My kids are at a faith school (yes - confessed massive hypocrite) and there is a very wide range of family backgrounds there - including, alledgedly, drug users, kids who bounce from one house to the next each night along with plenty of normal kids from modest backgrounds (council tenants, benefits parents, check-out staff, low income etc).

In fact, I'd say the "aspirational" and "middle class" types are far in the minority at this central London, outstanding rated primary school.

I do think that my kids have benefited from tax payers money whilst excluding kids who live closer to the school who happen not to attend the right church and believe in the right god. It's not morally acceptable, but we do it anyway.
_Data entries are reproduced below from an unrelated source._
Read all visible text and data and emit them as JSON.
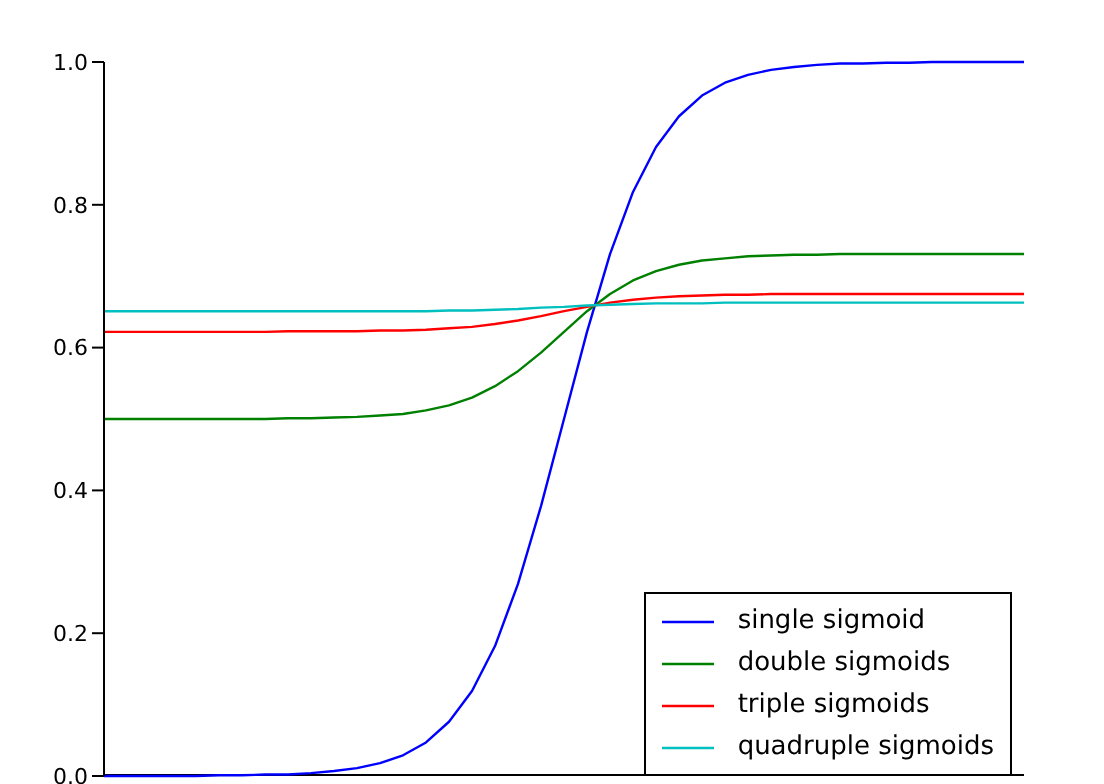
{
  "chart_data": {
    "type": "line",
    "categories": [
      null,
      null,
      null,
      null,
      null,
      null,
      null,
      null,
      null,
      null,
      null,
      null,
      null,
      null,
      null,
      null,
      null,
      null,
      null,
      null,
      null,
      null,
      null,
      null,
      null,
      null,
      null,
      null,
      null,
      null,
      null,
      null,
      null,
      null,
      null,
      null,
      null,
      null,
      null,
      null,
      null
    ],
    "series": [
      {
        "name": "single sigmoid",
        "color": "#0000ff",
        "values": [
          0.0,
          0.0,
          0.0,
          0.0,
          0.0,
          0.001,
          0.001,
          0.002,
          0.002,
          0.004,
          0.007,
          0.011,
          0.018,
          0.029,
          0.047,
          0.076,
          0.119,
          0.182,
          0.269,
          0.378,
          0.5,
          0.622,
          0.731,
          0.818,
          0.881,
          0.924,
          0.953,
          0.971,
          0.982,
          0.989,
          0.993,
          0.996,
          0.998,
          0.998,
          0.999,
          0.999,
          1.0,
          1.0,
          1.0,
          1.0,
          1.0
        ]
      },
      {
        "name": "double sigmoids",
        "color": "#008000",
        "values": [
          0.5,
          0.5,
          0.5,
          0.5,
          0.5,
          0.5,
          0.5,
          0.5,
          0.501,
          0.501,
          0.502,
          0.503,
          0.505,
          0.507,
          0.512,
          0.519,
          0.53,
          0.546,
          0.567,
          0.593,
          0.622,
          0.651,
          0.675,
          0.694,
          0.707,
          0.716,
          0.722,
          0.725,
          0.728,
          0.729,
          0.73,
          0.73,
          0.731,
          0.731,
          0.731,
          0.731,
          0.731,
          0.731,
          0.731,
          0.731,
          0.731
        ]
      },
      {
        "name": "triple sigmoids",
        "color": "#ff0000",
        "values": [
          0.622,
          0.622,
          0.622,
          0.622,
          0.622,
          0.622,
          0.622,
          0.622,
          0.623,
          0.623,
          0.623,
          0.623,
          0.624,
          0.624,
          0.625,
          0.627,
          0.629,
          0.633,
          0.638,
          0.644,
          0.651,
          0.657,
          0.663,
          0.667,
          0.67,
          0.672,
          0.673,
          0.674,
          0.674,
          0.675,
          0.675,
          0.675,
          0.675,
          0.675,
          0.675,
          0.675,
          0.675,
          0.675,
          0.675,
          0.675,
          0.675
        ]
      },
      {
        "name": "quadruple sigmoids",
        "color": "#00bfbf",
        "values": [
          0.651,
          0.651,
          0.651,
          0.651,
          0.651,
          0.651,
          0.651,
          0.651,
          0.651,
          0.651,
          0.651,
          0.651,
          0.651,
          0.651,
          0.651,
          0.652,
          0.652,
          0.653,
          0.654,
          0.656,
          0.657,
          0.659,
          0.66,
          0.661,
          0.662,
          0.662,
          0.662,
          0.663,
          0.663,
          0.663,
          0.663,
          0.663,
          0.663,
          0.663,
          0.663,
          0.663,
          0.663,
          0.663,
          0.663,
          0.663,
          0.663
        ]
      }
    ],
    "ylim": [
      0,
      1
    ],
    "yticks": [
      {
        "value": 0,
        "label": "0.0"
      },
      0.2,
      0.4,
      0.6,
      0.8,
      {
        "value": 1,
        "label": "1.0"
      }
    ],
    "tick_labels": "y",
    "legend": "bottom right",
    "line_style": "solid",
    "marker": "none"
  }
}
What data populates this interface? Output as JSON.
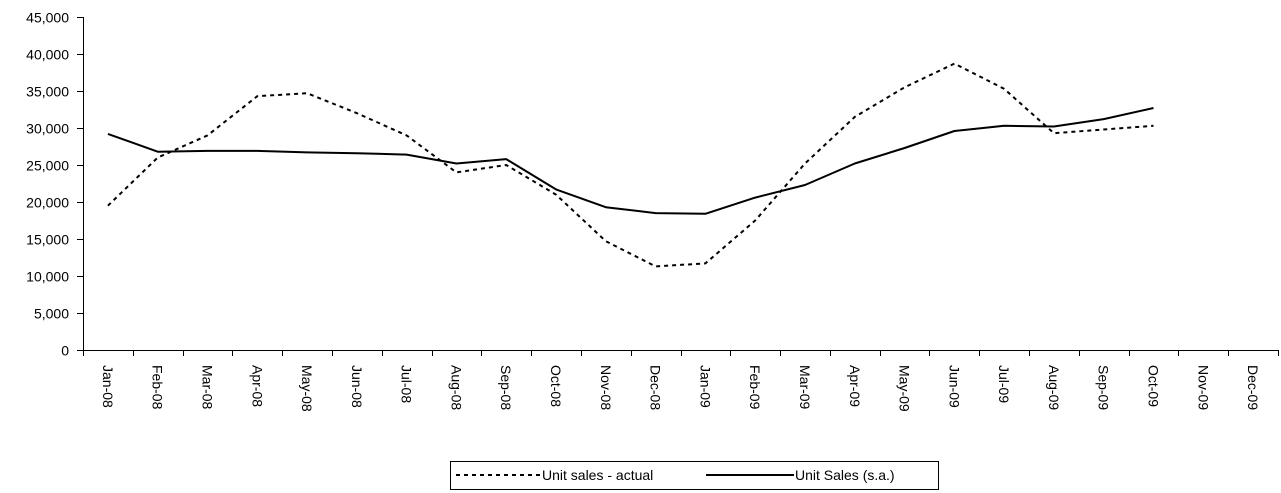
{
  "chart_data": {
    "type": "line",
    "title": "",
    "xlabel": "",
    "ylabel": "",
    "categories": [
      "Jan-08",
      "Feb-08",
      "Mar-08",
      "Apr-08",
      "May-08",
      "Jun-08",
      "Jul-08",
      "Aug-08",
      "Sep-08",
      "Oct-08",
      "Nov-08",
      "Dec-08",
      "Jan-09",
      "Feb-09",
      "Mar-09",
      "Apr-09",
      "May-09",
      "Jun-09",
      "Jul-09",
      "Aug-09",
      "Sep-09",
      "Oct-09",
      "Nov-09",
      "Dec-09"
    ],
    "ylim": [
      0,
      45000
    ],
    "yticks": [
      0,
      5000,
      10000,
      15000,
      20000,
      25000,
      30000,
      35000,
      40000,
      45000
    ],
    "ytick_labels": [
      "0",
      "5,000",
      "10,000",
      "15,000",
      "20,000",
      "25,000",
      "30,000",
      "35,000",
      "40,000",
      "45,000"
    ],
    "grid": false,
    "legend": "bottom-center",
    "series": [
      {
        "name": "Unit sales - actual",
        "style": "dotted",
        "color": "#000000",
        "values": [
          19500,
          26000,
          29000,
          34300,
          34700,
          32000,
          29000,
          24000,
          25000,
          21000,
          14700,
          11300,
          11700,
          17500,
          25200,
          31500,
          35500,
          38700,
          35300,
          29300,
          29800,
          30300,
          null,
          null
        ]
      },
      {
        "name": "Unit Sales (s.a.)",
        "style": "solid",
        "color": "#000000",
        "values": [
          29200,
          26800,
          26900,
          26900,
          26700,
          26600,
          26400,
          25200,
          25800,
          21700,
          19300,
          18500,
          18400,
          20600,
          22300,
          25200,
          27300,
          29600,
          30300,
          30200,
          31200,
          32700,
          null,
          null
        ]
      }
    ]
  }
}
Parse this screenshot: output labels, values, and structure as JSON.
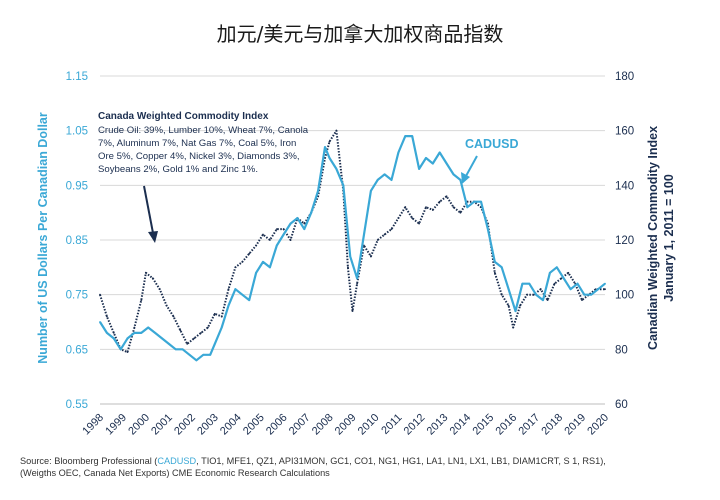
{
  "chart_data": {
    "type": "line",
    "title": "加元/美元与加拿大加权商品指数",
    "left_axis": {
      "label": "Number of US Dollars Per Canadian Dollar",
      "ticks": [
        "1.15",
        "1.05",
        "0.95",
        "0.85",
        "0.75",
        "0.65",
        "0.55"
      ],
      "ylim": [
        0.55,
        1.15
      ],
      "color": "#3aa8d6"
    },
    "right_axis": {
      "label_line1": "Canadian Weighted Commodity Index",
      "label_line2": "January 1, 2011 = 100",
      "ticks": [
        "180",
        "160",
        "140",
        "120",
        "100",
        "80",
        "60"
      ],
      "ylim": [
        60,
        180
      ],
      "color": "#1b2e4f"
    },
    "x_ticks": [
      "1998",
      "1999",
      "2000",
      "2001",
      "2002",
      "2003",
      "2004",
      "2005",
      "2006",
      "2007",
      "2008",
      "2009",
      "2010",
      "2011",
      "2012",
      "2013",
      "2014",
      "2015",
      "2016",
      "2017",
      "2018",
      "2019",
      "2020"
    ],
    "xlim": [
      1998,
      2020
    ],
    "grid": "horizontal",
    "series": [
      {
        "name": "CADUSD",
        "axis": "left",
        "color": "#3aa8d6",
        "style": "solid",
        "x": [
          1998.0,
          1998.3,
          1998.6,
          1998.9,
          1999.2,
          1999.5,
          1999.8,
          2000.1,
          2000.4,
          2000.7,
          2001.0,
          2001.3,
          2001.6,
          2001.9,
          2002.2,
          2002.5,
          2002.8,
          2003.0,
          2003.3,
          2003.6,
          2003.9,
          2004.2,
          2004.5,
          2004.8,
          2005.1,
          2005.4,
          2005.7,
          2006.0,
          2006.3,
          2006.6,
          2006.9,
          2007.2,
          2007.5,
          2007.8,
          2008.0,
          2008.3,
          2008.6,
          2008.9,
          2009.2,
          2009.5,
          2009.8,
          2010.1,
          2010.4,
          2010.7,
          2011.0,
          2011.3,
          2011.6,
          2011.9,
          2012.2,
          2012.5,
          2012.8,
          2013.1,
          2013.4,
          2013.7,
          2014.0,
          2014.3,
          2014.6,
          2014.9,
          2015.2,
          2015.5,
          2015.8,
          2016.1,
          2016.4,
          2016.7,
          2017.0,
          2017.3,
          2017.6,
          2017.9,
          2018.2,
          2018.5,
          2018.8,
          2019.1,
          2019.4,
          2019.7,
          2020.0
        ],
        "values": [
          0.7,
          0.68,
          0.67,
          0.65,
          0.67,
          0.68,
          0.68,
          0.69,
          0.68,
          0.67,
          0.66,
          0.65,
          0.65,
          0.64,
          0.63,
          0.64,
          0.64,
          0.66,
          0.69,
          0.73,
          0.76,
          0.75,
          0.74,
          0.79,
          0.81,
          0.8,
          0.84,
          0.86,
          0.88,
          0.89,
          0.87,
          0.9,
          0.94,
          1.02,
          1.0,
          0.98,
          0.95,
          0.82,
          0.78,
          0.86,
          0.94,
          0.96,
          0.97,
          0.96,
          1.01,
          1.04,
          1.04,
          0.98,
          1.0,
          0.99,
          1.01,
          0.99,
          0.97,
          0.96,
          0.91,
          0.92,
          0.92,
          0.87,
          0.81,
          0.8,
          0.76,
          0.72,
          0.77,
          0.77,
          0.75,
          0.74,
          0.79,
          0.8,
          0.78,
          0.76,
          0.77,
          0.75,
          0.75,
          0.76,
          0.77
        ]
      },
      {
        "name": "Canadian Weighted Commodity Index",
        "axis": "right",
        "color": "#1b2e4f",
        "style": "dotted",
        "x": [
          1998.0,
          1998.3,
          1998.6,
          1998.9,
          1999.2,
          1999.5,
          1999.8,
          2000.0,
          2000.3,
          2000.6,
          2000.9,
          2001.2,
          2001.5,
          2001.8,
          2002.1,
          2002.4,
          2002.7,
          2003.0,
          2003.3,
          2003.6,
          2003.9,
          2004.2,
          2004.5,
          2004.8,
          2005.1,
          2005.4,
          2005.7,
          2006.0,
          2006.3,
          2006.6,
          2006.9,
          2007.2,
          2007.5,
          2007.8,
          2008.0,
          2008.3,
          2008.6,
          2008.8,
          2009.0,
          2009.2,
          2009.5,
          2009.8,
          2010.1,
          2010.4,
          2010.7,
          2011.0,
          2011.3,
          2011.6,
          2011.9,
          2012.2,
          2012.5,
          2012.8,
          2013.1,
          2013.4,
          2013.7,
          2014.0,
          2014.3,
          2014.6,
          2014.9,
          2015.2,
          2015.5,
          2015.8,
          2016.0,
          2016.3,
          2016.6,
          2016.9,
          2017.2,
          2017.5,
          2017.8,
          2018.1,
          2018.4,
          2018.7,
          2019.0,
          2019.3,
          2019.6,
          2020.0
        ],
        "values": [
          100,
          92,
          86,
          80,
          79,
          88,
          98,
          108,
          106,
          102,
          96,
          92,
          87,
          82,
          84,
          86,
          88,
          93,
          92,
          102,
          110,
          112,
          115,
          118,
          122,
          120,
          124,
          124,
          120,
          128,
          126,
          130,
          136,
          150,
          156,
          160,
          138,
          110,
          94,
          104,
          118,
          114,
          120,
          122,
          124,
          128,
          132,
          128,
          126,
          132,
          131,
          134,
          136,
          132,
          130,
          134,
          134,
          132,
          126,
          108,
          100,
          96,
          88,
          96,
          100,
          100,
          102,
          98,
          104,
          106,
          108,
          104,
          98,
          100,
          102,
          102
        ]
      }
    ],
    "annotations": [
      {
        "title": "Canada Weighted Commodity Index",
        "lines": [
          "Crude Oil: 39%, Lumber 10%, Wheat 7%, Canola",
          "7%, Aluminum 7%, Nat Gas 7%, Coal 5%, Iron",
          "Ore 5%, Copper 4%, Nickel 3%, Diamonds 3%,",
          "Soybeans 2%, Gold 1% and Zinc 1%."
        ],
        "target_x": 2000.1,
        "target_y": 118
      },
      {
        "text": "CADUSD",
        "target_x": 2013.6,
        "target_y": 0.94
      }
    ]
  },
  "source": {
    "prefix": "Source: Bloomberg Professional (",
    "highlight": "CADUSD",
    "rest": ", TIO1, MFE1, QZ1, API31MON, GC1, CO1, NG1, HG1, LA1, LN1, LX1, LB1, DIAM1CRT, S 1, RS1),",
    "line2": "(Weigths OEC, Canada Net Exports) CME Economic Research Calculations"
  }
}
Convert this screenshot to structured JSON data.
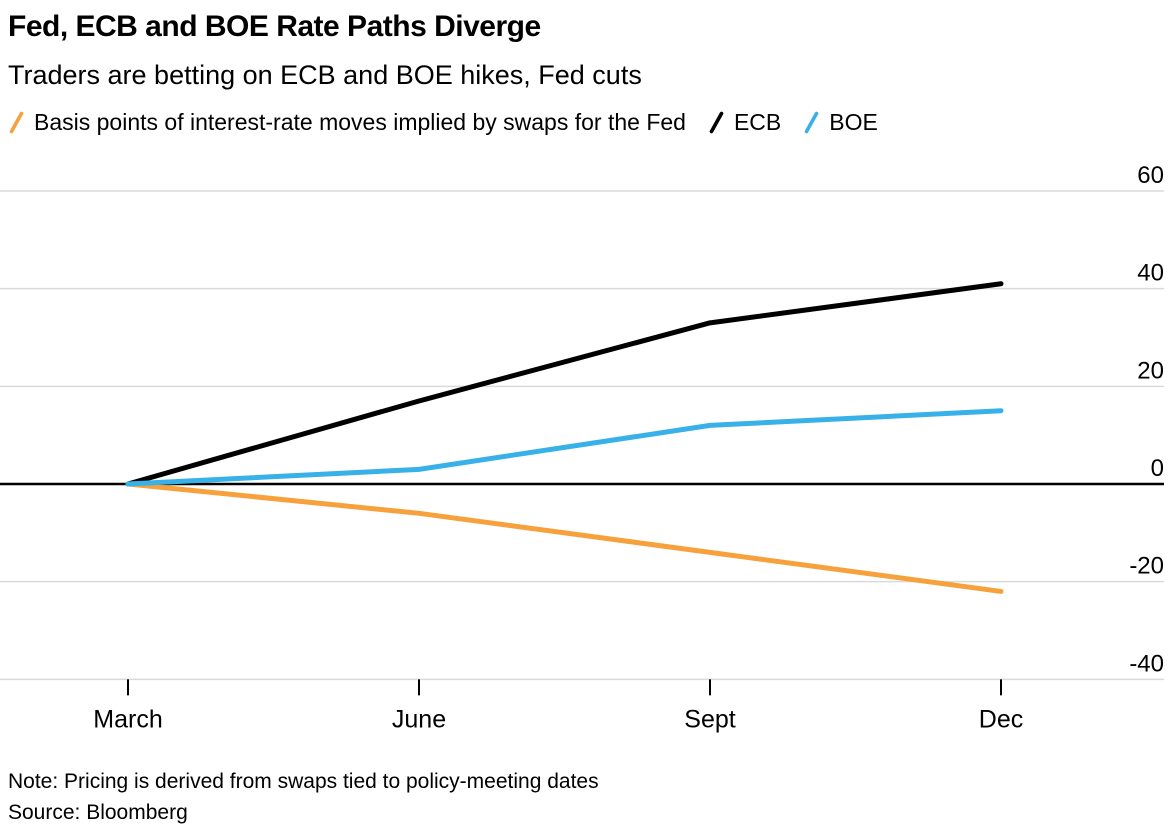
{
  "header": {
    "title": "Fed, ECB and BOE Rate Paths Diverge",
    "subtitle": "Traders are betting on ECB and BOE hikes, Fed cuts"
  },
  "legend": {
    "items": [
      {
        "label": "Basis points of interest-rate moves implied by swaps for the Fed",
        "color": "#F7A13C"
      },
      {
        "label": "ECB",
        "color": "#000000"
      },
      {
        "label": "BOE",
        "color": "#38B1E8"
      }
    ]
  },
  "chart_data": {
    "type": "line",
    "x": [
      "March",
      "June",
      "Sept",
      "Dec"
    ],
    "series": [
      {
        "name": "Fed",
        "color": "#F7A13C",
        "values": [
          0,
          -6,
          -14,
          -22
        ]
      },
      {
        "name": "ECB",
        "color": "#000000",
        "values": [
          0,
          17,
          33,
          41
        ]
      },
      {
        "name": "BOE",
        "color": "#38B1E8",
        "values": [
          0,
          3,
          12,
          15
        ]
      }
    ],
    "y_ticks": [
      60,
      40,
      20,
      0,
      -20,
      -40
    ],
    "ylim": [
      -47,
      63
    ],
    "grid": "horizontal",
    "zero_line": true,
    "y_axis_side": "right",
    "legend_position": "top"
  },
  "footer": {
    "note": "Note: Pricing is derived from swaps tied to policy-meeting dates",
    "source": "Source: Bloomberg"
  },
  "colors": {
    "grid": "#DADADA",
    "axis_text": "#000000",
    "background": "#FFFFFF"
  }
}
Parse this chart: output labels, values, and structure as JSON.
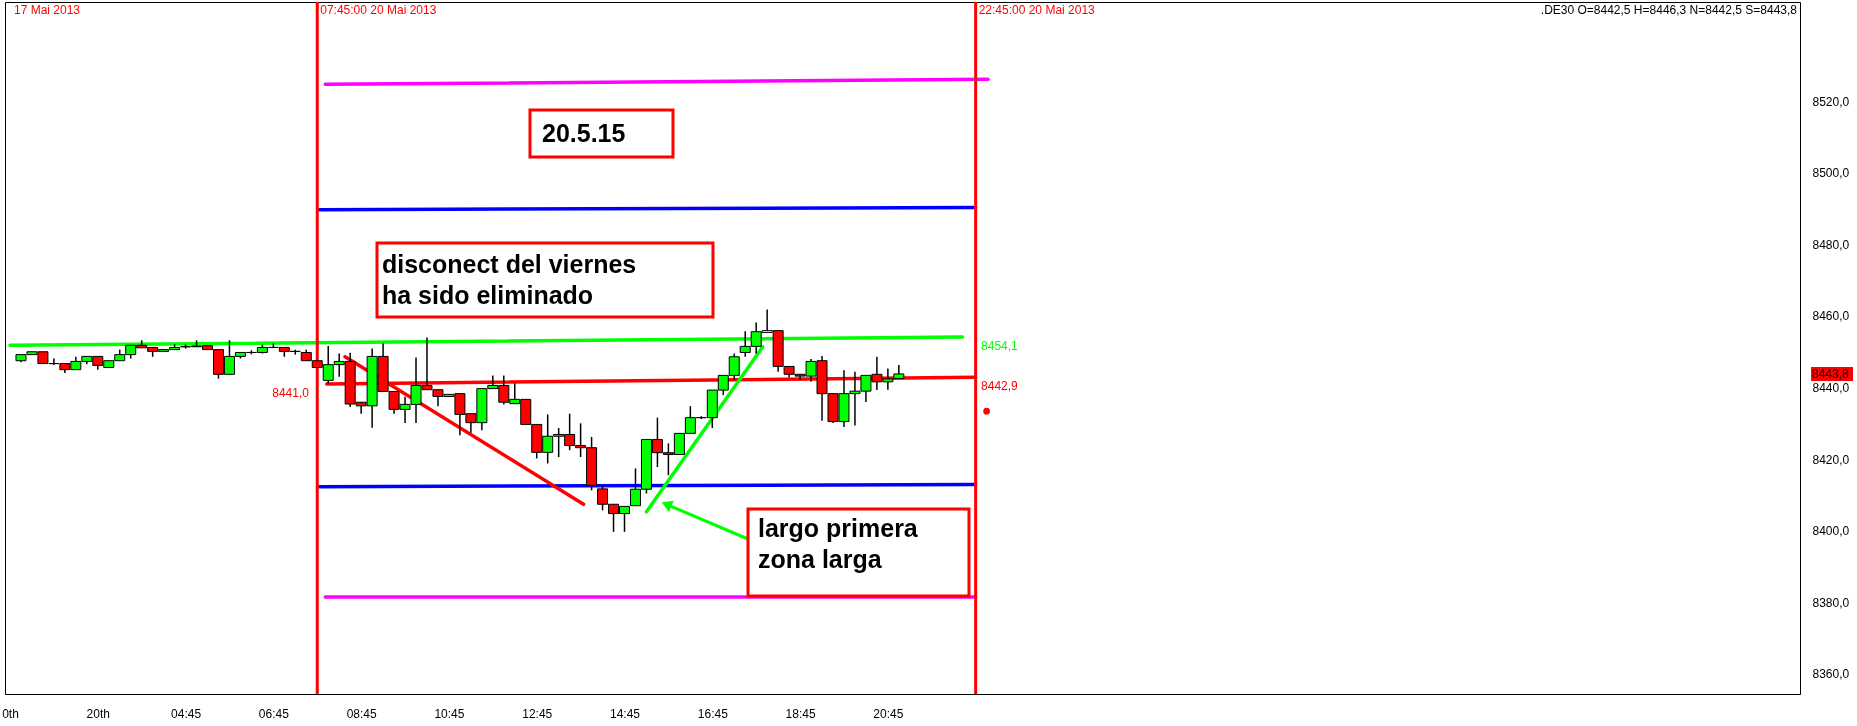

RabbitOfNegativeEuphoria · 30/07/2014 13:28

Married - that's ok. No worries. Our primary is also not the one the aspirational middle class people target. We felt we had a responsibility to choose, and then stick with, the catholic school because that's our community and walking away instead of pulling together to try and make things better didn't seem right. The aspirational school close to where we live didn't need us. The primary didn't 'need' us either, to be honest, it's not like we are some magnificent prize family people would fight to have at their school - but still. I'd hope we'd made a contribution over the many years we have been associated with the school.

icecreamsoup · 30/07/2014 14:31

" Bear in mind that these are all examples of what some schools are using as selection criteria too e.g. aptitude in technology, music, sport and academic performance"

Some are, in some schools, but they're not as widespread as faith selection, and are equally open to challenge. As I said before, there are multiple debates to be had on admissions, but its simpler to have one debate at a time.

" I still believe those are better criteria for selection than 'parents can afford house in right street'."

They're not mutually exclusive. Faith applicants also move house to access good schools. They just don't need to nove quite so close.

Anyway, in my view the faith test is worse, because the housing issue can be partially addressed through sensible housing policy (siting of affordable housing etc), and by concentrating resources into less affluent areas through good use of pupil premium.

icecreamsoup · 30/07/2014 14:35

" My kids are at a faith school (yes - confessed massive hypocrite"

No. It is the system that is flawed, and people are naturally working their way around it. That's not hypocritical so long as you're honest about it and open about your reasons for choosing the school.